Older and Younger

In another response to my “Topics: You Decide” post on January 16th, Joe wrote, “I am friends with a lot of people your age. Sometimes we don’t relate but I keep my trap closed. But I would like to know how to relay wisdom without sound[ing] old or jaded.”
I’m not going to assume anything about the specifics of this particular situation/s. But this did get me thinking about an attitude that I see quite a bit among the culture of my peers (not necessarily people I know personally). And that is an unwillingness to listen to or receive advice from those who are older than we are. Our culture as a whole is developing a very disrespectful attitude towards authority figures. Even in the most “innocent” television programming for kids, we see that parents and teachers are consistently mocked and made to seem like idiots. Kids and young adults are shown to be smart, savvy, and in control of their lives.
I think it’s great when young people have their own opinions and know what they believe and are confident in who they are outside of what their parents and other adults are telling them. But it’s important for us not to carry this attitude too far into an unwillingness to hear from those who have walked life’s road a little longer, particularly our parents (for those of us who are blessed with godly parents) or other mature adults God has placed in our lives. That’s not to say we’re going to agree with everything they say, and that’s fine. But we need to do them the honor of listening to them, and at least being willing to consider their advice and ideas.
So what kind of attitude should you have if you are in the position of being the older adult? I can relate to that a little, I guess. I’m 21, but I do interact with teenagers who are 15 and 16 years old - my sisters’ friends, mostly. And sometimes you just feel irrelevant or sidelined, regardless of the fact that you do have valuable things you could share with them. I think for me, part of it is just not minding that feeling of irrelevance. We’re just at different life stages; they’ll mature and move on, just as I did.
And also, don’t dismiss the power of being a silent example. I could name dozens of people who have never sat me down and given me advice about life, but who modeled godly living and principles for me, while rarely saying a word. When I first got to college, I felt so lost sometimes because I was surrounded by peers, who mostly had lower lifestyle standards than I did. There were very few people for me to bring to mind and think, “Yes, that’s what I want to be like.” Eventually, those kinds of people came into my life, and even when they don’t tell me what they’re thinking, their silent examples are powerful.
Any other thoughts are welcomed, as always.
Filed under: Culture on January 23rd, 2008

One thing about my daughters - they are very respectful of their elders. My wife and I feel very blessed by this.
Anna,
Excellent insights here. We have limited the amount of tv that our two daughters can watch. There are some shows that are so disrespectful to parents and teachers they are not allowed to see at all. One contrubuting factor beyond the tv is the parenting. I have seen teens who are very disrespectful because they are not shown respect by their parents. Usually the parents don’t show respest to other adults either. That is not always the case. Good parenting respects as well as disciplines, loves as well as corrects.

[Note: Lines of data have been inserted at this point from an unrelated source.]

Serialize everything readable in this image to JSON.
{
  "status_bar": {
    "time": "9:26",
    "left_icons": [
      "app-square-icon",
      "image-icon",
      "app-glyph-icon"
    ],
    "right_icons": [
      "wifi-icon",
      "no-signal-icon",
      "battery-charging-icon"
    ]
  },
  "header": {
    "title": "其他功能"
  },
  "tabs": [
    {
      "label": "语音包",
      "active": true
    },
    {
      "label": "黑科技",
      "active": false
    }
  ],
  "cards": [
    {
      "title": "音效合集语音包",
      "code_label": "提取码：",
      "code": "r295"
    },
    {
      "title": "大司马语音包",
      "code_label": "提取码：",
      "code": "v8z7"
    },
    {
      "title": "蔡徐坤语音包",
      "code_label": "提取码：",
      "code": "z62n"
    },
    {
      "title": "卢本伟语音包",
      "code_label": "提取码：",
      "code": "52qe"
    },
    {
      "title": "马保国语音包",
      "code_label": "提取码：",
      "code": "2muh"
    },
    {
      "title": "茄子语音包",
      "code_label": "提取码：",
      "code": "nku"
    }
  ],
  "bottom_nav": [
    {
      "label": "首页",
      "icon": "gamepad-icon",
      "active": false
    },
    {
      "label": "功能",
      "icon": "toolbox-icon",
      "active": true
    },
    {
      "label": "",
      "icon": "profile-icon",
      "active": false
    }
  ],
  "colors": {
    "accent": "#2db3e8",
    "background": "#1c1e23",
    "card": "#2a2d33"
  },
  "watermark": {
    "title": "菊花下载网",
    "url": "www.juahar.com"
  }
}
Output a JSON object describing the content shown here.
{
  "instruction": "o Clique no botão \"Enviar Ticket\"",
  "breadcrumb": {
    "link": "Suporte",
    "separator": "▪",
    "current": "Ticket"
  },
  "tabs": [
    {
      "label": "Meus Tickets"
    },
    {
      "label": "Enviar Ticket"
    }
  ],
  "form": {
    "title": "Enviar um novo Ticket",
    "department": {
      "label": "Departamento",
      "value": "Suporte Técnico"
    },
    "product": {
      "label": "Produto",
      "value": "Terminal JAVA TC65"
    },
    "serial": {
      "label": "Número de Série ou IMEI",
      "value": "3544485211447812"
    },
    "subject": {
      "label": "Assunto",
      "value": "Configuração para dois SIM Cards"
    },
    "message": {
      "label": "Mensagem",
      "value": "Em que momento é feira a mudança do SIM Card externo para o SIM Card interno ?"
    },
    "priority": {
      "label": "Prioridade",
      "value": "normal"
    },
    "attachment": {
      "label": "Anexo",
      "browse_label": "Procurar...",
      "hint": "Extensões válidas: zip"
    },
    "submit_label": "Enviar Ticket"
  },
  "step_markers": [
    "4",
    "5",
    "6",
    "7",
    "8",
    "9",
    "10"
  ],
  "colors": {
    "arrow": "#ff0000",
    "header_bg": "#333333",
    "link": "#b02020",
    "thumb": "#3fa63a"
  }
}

One other thing that would help to stem the tide over time would be mentoring in the church from older parents who raised their kids well to younger new parents. The church as a whole is really lousy at mentoring some times it is the younger ones not wanting to listen and the older ones not wanting to be involved. Great post!

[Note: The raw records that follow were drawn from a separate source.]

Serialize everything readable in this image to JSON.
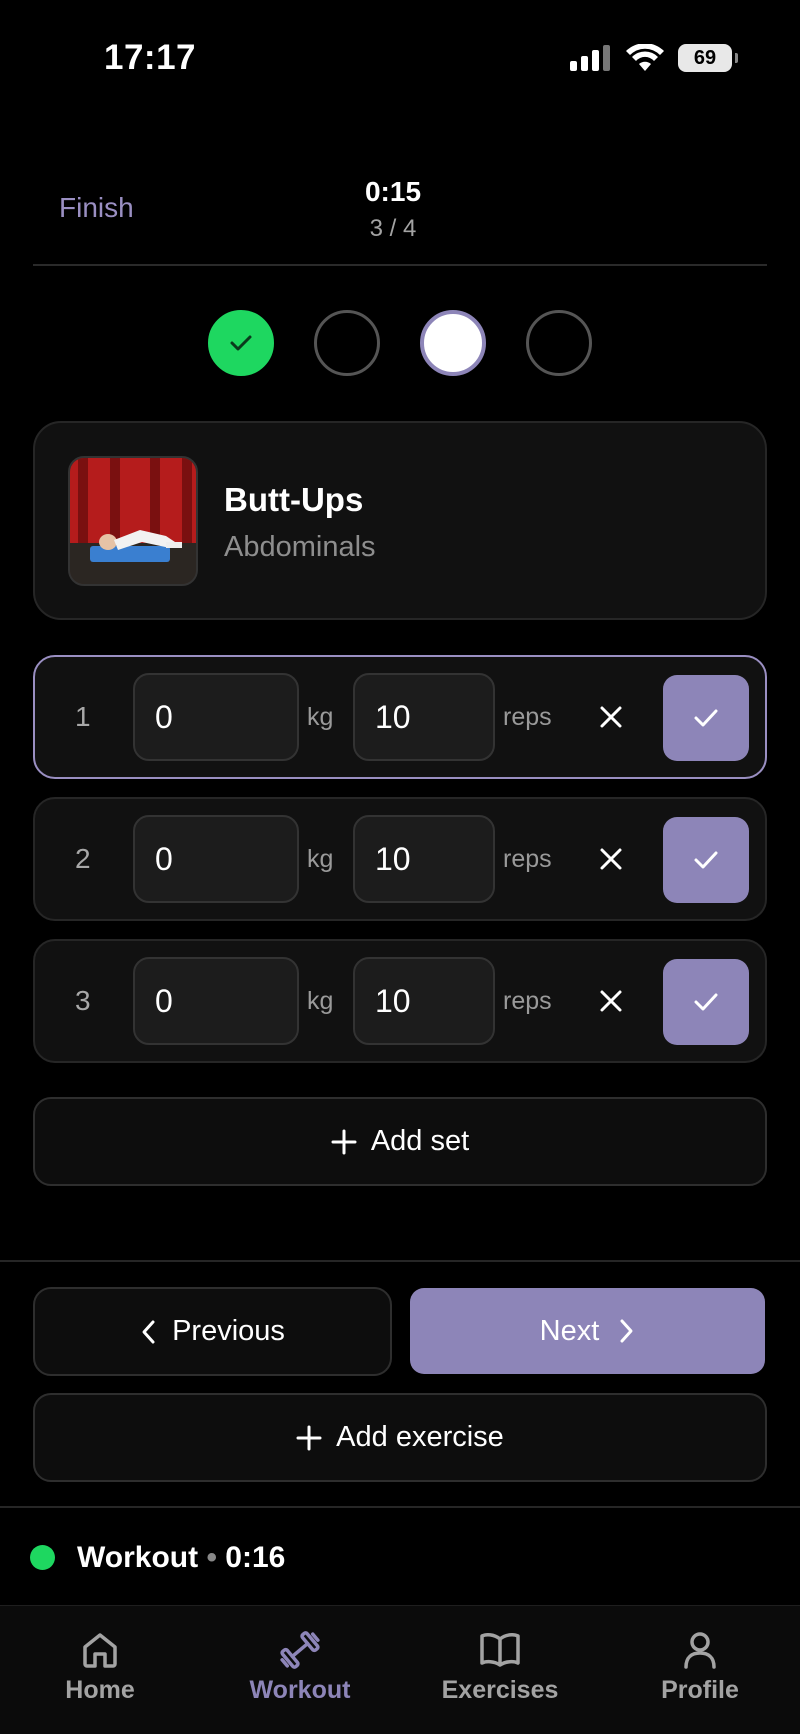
{
  "status_bar": {
    "time": "17:17",
    "battery": "69"
  },
  "header": {
    "finish_label": "Finish",
    "timer": "0:15",
    "progress": "3 / 4"
  },
  "steps": [
    {
      "state": "done"
    },
    {
      "state": "pending"
    },
    {
      "state": "current"
    },
    {
      "state": "pending"
    }
  ],
  "exercise": {
    "name": "Butt-Ups",
    "muscle": "Abdominals"
  },
  "sets": [
    {
      "number": "1",
      "weight": "0",
      "weight_unit": "kg",
      "reps": "10",
      "reps_unit": "reps",
      "active": true
    },
    {
      "number": "2",
      "weight": "0",
      "weight_unit": "kg",
      "reps": "10",
      "reps_unit": "reps",
      "active": false
    },
    {
      "number": "3",
      "weight": "0",
      "weight_unit": "kg",
      "reps": "10",
      "reps_unit": "reps",
      "active": false
    }
  ],
  "actions": {
    "add_set": "Add set",
    "previous": "Previous",
    "next": "Next",
    "add_exercise": "Add exercise"
  },
  "workout_status": {
    "label": "Workout",
    "elapsed": "0:16"
  },
  "tabs": [
    {
      "label": "Home",
      "icon": "home-icon",
      "active": false
    },
    {
      "label": "Workout",
      "icon": "dumbbell-icon",
      "active": true
    },
    {
      "label": "Exercises",
      "icon": "book-icon",
      "active": false
    },
    {
      "label": "Profile",
      "icon": "user-icon",
      "active": false
    }
  ],
  "colors": {
    "accent": "#8d85b8",
    "success": "#1ed760",
    "background": "#000000",
    "card": "#111111"
  }
}
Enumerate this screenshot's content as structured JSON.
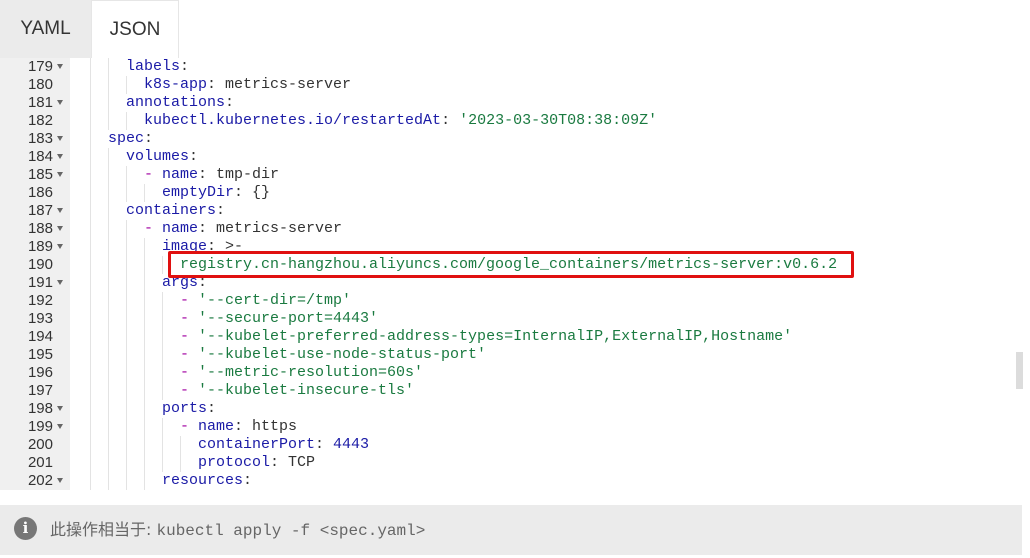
{
  "tabs": [
    "YAML",
    "JSON"
  ],
  "editor": {
    "lines": [
      {
        "n": "179",
        "fold": true,
        "indent": 2,
        "parts": [
          [
            "k",
            "labels"
          ],
          [
            "v",
            ":"
          ]
        ]
      },
      {
        "n": "180",
        "fold": false,
        "indent": 3,
        "parts": [
          [
            "k",
            "k8s-app"
          ],
          [
            "v",
            ": metrics-server"
          ]
        ]
      },
      {
        "n": "181",
        "fold": true,
        "indent": 2,
        "parts": [
          [
            "k",
            "annotations"
          ],
          [
            "v",
            ":"
          ]
        ]
      },
      {
        "n": "182",
        "fold": false,
        "indent": 3,
        "parts": [
          [
            "k",
            "kubectl.kubernetes.io/restartedAt"
          ],
          [
            "v",
            ": "
          ],
          [
            "s",
            "'2023-03-30T08:38:09Z'"
          ]
        ]
      },
      {
        "n": "183",
        "fold": true,
        "indent": 1,
        "parts": [
          [
            "k",
            "spec"
          ],
          [
            "v",
            ":"
          ]
        ]
      },
      {
        "n": "184",
        "fold": true,
        "indent": 2,
        "parts": [
          [
            "k",
            "volumes"
          ],
          [
            "v",
            ":"
          ]
        ]
      },
      {
        "n": "185",
        "fold": true,
        "indent": 3,
        "parts": [
          [
            "d",
            "- "
          ],
          [
            "k",
            "name"
          ],
          [
            "v",
            ": tmp-dir"
          ]
        ]
      },
      {
        "n": "186",
        "fold": false,
        "indent": 4,
        "parts": [
          [
            "k",
            "emptyDir"
          ],
          [
            "v",
            ": {}"
          ]
        ]
      },
      {
        "n": "187",
        "fold": true,
        "indent": 2,
        "parts": [
          [
            "k",
            "containers"
          ],
          [
            "v",
            ":"
          ]
        ]
      },
      {
        "n": "188",
        "fold": true,
        "indent": 3,
        "parts": [
          [
            "d",
            "- "
          ],
          [
            "k",
            "name"
          ],
          [
            "v",
            ": metrics-server"
          ]
        ]
      },
      {
        "n": "189",
        "fold": true,
        "indent": 4,
        "parts": [
          [
            "k",
            "image"
          ],
          [
            "v",
            ": >-"
          ]
        ]
      },
      {
        "n": "190",
        "fold": false,
        "indent": 5,
        "parts": [
          [
            "s",
            "registry.cn-hangzhou.aliyuncs.com/google_containers/metrics-server:v0.6.2"
          ]
        ]
      },
      {
        "n": "191",
        "fold": true,
        "indent": 4,
        "parts": [
          [
            "k",
            "args"
          ],
          [
            "v",
            ":"
          ]
        ]
      },
      {
        "n": "192",
        "fold": false,
        "indent": 5,
        "parts": [
          [
            "d",
            "- "
          ],
          [
            "s",
            "'--cert-dir=/tmp'"
          ]
        ]
      },
      {
        "n": "193",
        "fold": false,
        "indent": 5,
        "parts": [
          [
            "d",
            "- "
          ],
          [
            "s",
            "'--secure-port=4443'"
          ]
        ]
      },
      {
        "n": "194",
        "fold": false,
        "indent": 5,
        "parts": [
          [
            "d",
            "- "
          ],
          [
            "s",
            "'--kubelet-preferred-address-types=InternalIP,ExternalIP,Hostname'"
          ]
        ]
      },
      {
        "n": "195",
        "fold": false,
        "indent": 5,
        "parts": [
          [
            "d",
            "- "
          ],
          [
            "s",
            "'--kubelet-use-node-status-port'"
          ]
        ]
      },
      {
        "n": "196",
        "fold": false,
        "indent": 5,
        "parts": [
          [
            "d",
            "- "
          ],
          [
            "s",
            "'--metric-resolution=60s'"
          ]
        ]
      },
      {
        "n": "197",
        "fold": false,
        "indent": 5,
        "parts": [
          [
            "d",
            "- "
          ],
          [
            "s",
            "'--kubelet-insecure-tls'"
          ]
        ]
      },
      {
        "n": "198",
        "fold": true,
        "indent": 4,
        "parts": [
          [
            "k",
            "ports"
          ],
          [
            "v",
            ":"
          ]
        ]
      },
      {
        "n": "199",
        "fold": true,
        "indent": 5,
        "parts": [
          [
            "d",
            "- "
          ],
          [
            "k",
            "name"
          ],
          [
            "v",
            ": https"
          ]
        ]
      },
      {
        "n": "200",
        "fold": false,
        "indent": 6,
        "parts": [
          [
            "k",
            "containerPort"
          ],
          [
            "v",
            ": "
          ],
          [
            "n",
            "4443"
          ]
        ]
      },
      {
        "n": "201",
        "fold": false,
        "indent": 6,
        "parts": [
          [
            "k",
            "protocol"
          ],
          [
            "v",
            ": TCP"
          ]
        ]
      },
      {
        "n": "202",
        "fold": true,
        "indent": 4,
        "parts": [
          [
            "k",
            "resources"
          ],
          [
            "v",
            ":"
          ]
        ]
      }
    ]
  },
  "footer": {
    "prefix": "此操作相当于: ",
    "command": "kubectl apply -f <spec.yaml>"
  },
  "colors": {
    "highlight_border": "#e01010",
    "key": "#1a1aa6",
    "string": "#1a7a40",
    "dash": "#a000a0"
  }
}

Amen, silent power by way of Christ shining from within.
Thanks for another great post.
Anna, that answer was absolutely perfect. You have given me great direction in this matter and I know exactly what to do. Thank you.

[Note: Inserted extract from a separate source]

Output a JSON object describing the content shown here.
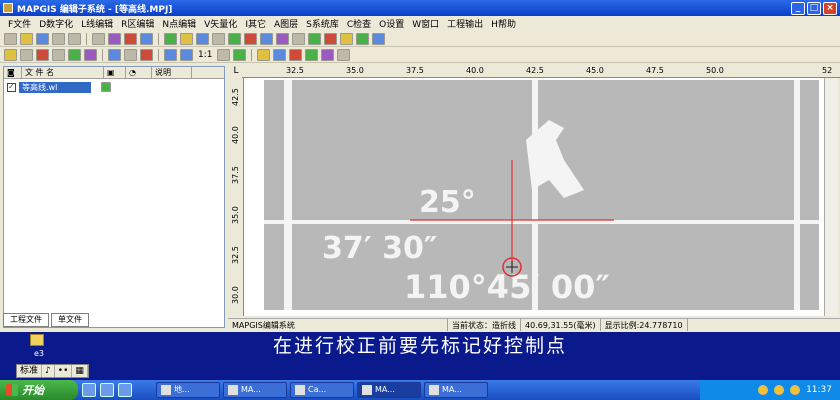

I totally agree with you on this issue. It annoys me so much to see tv shows that have children yelling at their parents are ignoring what adults have to say. There is so much young people dont’ know (including myself), and we do ourselves a disservice by not listening to those who have a bit more of life under their belt.
Oh, and you should check out my blog….once I actually post something
thats true! check this out… http://www.recoverthegospel.com/?p=1465
“One thing about my daughters - they are very respectful of their elders. My wife and I feel very blessed by this.”
My three year old daughter isn’t quite there yet. You should see her throw a fit.
This is a great post! I could not agree more!